Accession Number : ADA306720
Title : Task Performance in Virtual Environments: Stereoscopic Versus Monoscopic Displays and Head-Coupling.
Descriptive Note : Final rept. Jan 93-Sep 95,
Corporate Author : ARMY RESEARCH INST FOR THE BEHAVIORAL AND SOCIAL SCIENCES ALEXANDRIA VA
Personal Author(s) : Singer, Michael J. ; Ehrlich, Jennifer ; Cinq-Mars, Stephen
PDF Url : ADA306720
Report Date : DEC 1995
Pagination or Media Count : 51
Abstract : The U.S. Army Research Institute for the Behavioral and Social Sciences has an ongoing program of investigation into the requirements for using Virtual Environments (VE) to train dismounted soldiers. As a part of this program, an experiment was conducted investigating the effects of different parameters of VE in the performance of simple, representative tasks. This report provides background information about VE display problems, head-coupling in VE, presence, field dependence, and simulator sickness. The tasks used in the experiment are generic to performance in VEs and would form the basis both of training programs and general soldier tasks. Visual presentation of the tasks was either through a Stereoscopic Head Mounted Display (HMD) or a Monoscopic HMD, and subjects could either move their Field of View (FOV) by moving their head (coupled) or could not move the FOV (uncoupled). The five tasks used were (1) movement through a sequence of rooms and doorways, (2) acquisition of a fixed target, (3) tracking a moving object, (4) manipulation of an object, and (5) distance estimation. In general, performance of all tasks improved over repeated trials. In the distance estimation task the estimations were relatively worse at shorter distances. However, the error was significantly lessened with stereoscopic presentations, and was also significantly improved when coupling was used, although these factors did not interact with one another. Performance in the other tasks was not significantly effected by presentation mode or head-coupling. The distance task errors and the lack of significant differences in performance of the other tasks raise questions on the claimed general gain in task performance through the increased reality of stereoscopic presentations and head-coupling.

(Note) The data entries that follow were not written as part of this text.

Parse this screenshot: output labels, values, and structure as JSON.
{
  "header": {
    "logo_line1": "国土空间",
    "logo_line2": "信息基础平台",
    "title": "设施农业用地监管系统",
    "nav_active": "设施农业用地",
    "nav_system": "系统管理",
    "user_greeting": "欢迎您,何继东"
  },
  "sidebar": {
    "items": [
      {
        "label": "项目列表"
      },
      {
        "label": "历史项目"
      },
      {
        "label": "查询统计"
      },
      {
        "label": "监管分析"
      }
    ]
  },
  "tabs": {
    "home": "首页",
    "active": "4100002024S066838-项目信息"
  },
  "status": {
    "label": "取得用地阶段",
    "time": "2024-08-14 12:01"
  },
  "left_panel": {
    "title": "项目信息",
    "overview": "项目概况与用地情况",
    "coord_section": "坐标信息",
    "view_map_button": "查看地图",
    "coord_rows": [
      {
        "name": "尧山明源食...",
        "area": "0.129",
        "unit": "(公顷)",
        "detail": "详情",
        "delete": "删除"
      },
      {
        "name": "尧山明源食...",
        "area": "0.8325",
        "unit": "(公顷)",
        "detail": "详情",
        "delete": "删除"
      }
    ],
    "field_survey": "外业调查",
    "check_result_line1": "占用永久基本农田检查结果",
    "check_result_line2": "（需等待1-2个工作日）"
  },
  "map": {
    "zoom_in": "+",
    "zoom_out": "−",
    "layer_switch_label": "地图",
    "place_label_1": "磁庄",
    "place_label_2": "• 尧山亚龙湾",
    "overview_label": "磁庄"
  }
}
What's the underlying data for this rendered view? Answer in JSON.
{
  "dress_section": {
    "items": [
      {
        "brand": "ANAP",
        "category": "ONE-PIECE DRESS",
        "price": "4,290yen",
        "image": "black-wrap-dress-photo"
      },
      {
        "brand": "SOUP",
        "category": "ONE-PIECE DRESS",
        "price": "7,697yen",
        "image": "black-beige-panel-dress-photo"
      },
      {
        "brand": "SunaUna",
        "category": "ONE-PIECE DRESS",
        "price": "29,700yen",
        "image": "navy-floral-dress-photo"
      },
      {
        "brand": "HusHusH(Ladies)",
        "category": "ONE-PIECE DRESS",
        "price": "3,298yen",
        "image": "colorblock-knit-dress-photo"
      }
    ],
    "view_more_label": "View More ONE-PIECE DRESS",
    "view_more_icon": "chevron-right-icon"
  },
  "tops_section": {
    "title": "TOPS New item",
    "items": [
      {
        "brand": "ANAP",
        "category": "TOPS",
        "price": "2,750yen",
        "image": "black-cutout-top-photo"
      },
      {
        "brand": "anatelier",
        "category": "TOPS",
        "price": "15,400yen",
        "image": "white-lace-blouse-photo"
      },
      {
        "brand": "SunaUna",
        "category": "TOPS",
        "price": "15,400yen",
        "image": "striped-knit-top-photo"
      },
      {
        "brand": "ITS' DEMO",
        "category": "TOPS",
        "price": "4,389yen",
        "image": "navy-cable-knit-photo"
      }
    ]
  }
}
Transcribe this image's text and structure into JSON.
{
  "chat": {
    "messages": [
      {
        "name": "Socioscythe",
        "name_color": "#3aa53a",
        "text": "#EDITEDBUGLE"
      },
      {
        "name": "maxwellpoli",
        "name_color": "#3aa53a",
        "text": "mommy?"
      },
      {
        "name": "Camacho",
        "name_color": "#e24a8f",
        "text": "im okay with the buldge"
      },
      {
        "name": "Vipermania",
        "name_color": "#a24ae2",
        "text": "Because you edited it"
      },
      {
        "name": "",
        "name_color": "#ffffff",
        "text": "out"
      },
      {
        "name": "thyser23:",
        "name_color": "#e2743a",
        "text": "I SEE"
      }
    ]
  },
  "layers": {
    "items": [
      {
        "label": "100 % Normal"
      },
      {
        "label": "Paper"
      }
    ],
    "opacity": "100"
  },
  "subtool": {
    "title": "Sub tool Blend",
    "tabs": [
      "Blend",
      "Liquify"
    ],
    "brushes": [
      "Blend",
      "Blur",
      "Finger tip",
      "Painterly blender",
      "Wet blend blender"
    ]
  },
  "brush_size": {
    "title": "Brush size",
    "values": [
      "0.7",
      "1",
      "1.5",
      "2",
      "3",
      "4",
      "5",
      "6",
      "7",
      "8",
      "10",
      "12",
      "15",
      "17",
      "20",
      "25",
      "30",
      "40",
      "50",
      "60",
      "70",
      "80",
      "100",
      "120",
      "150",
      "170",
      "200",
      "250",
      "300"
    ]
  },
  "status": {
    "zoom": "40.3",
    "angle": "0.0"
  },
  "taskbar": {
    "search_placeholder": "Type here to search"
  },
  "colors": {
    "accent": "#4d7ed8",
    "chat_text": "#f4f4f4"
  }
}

Descriptors : *ARMY TRAINING, *VIRTUAL REALITY, IMAGE PROCESSING, SCENARIOS, SPATIAL DISTRIBUTION, ARMY RESEARCH, SKILLS, TRAINING DEVICES, ARMY PERSONNEL, PERFORMANCE(HUMAN), INFANTRY, BATTLEFIELDS, COGNITION, MOVING TARGETS, ERROR ANALYSIS, COMPUTER VISION, VISUAL PERCEPTION, DATA DISPLAYS, MAN COMPUTER INTERFACE, RANGE(DISTANCE), MOTION SICKNESS, HELMET MOUNTED DISPLAYS, HEAD UP DISPLAYS, INDIVIDUALIZED TRAINING, SURFACE NAVIGATION, PSYCHOMOTOR TESTS, PSYCHOPHYSIOLOGY, STEREOSCOPIC DISPLAY SYSTEMS, CUES(STIMULI), DISTRIBUTED INTERACTIVE SIMULATION.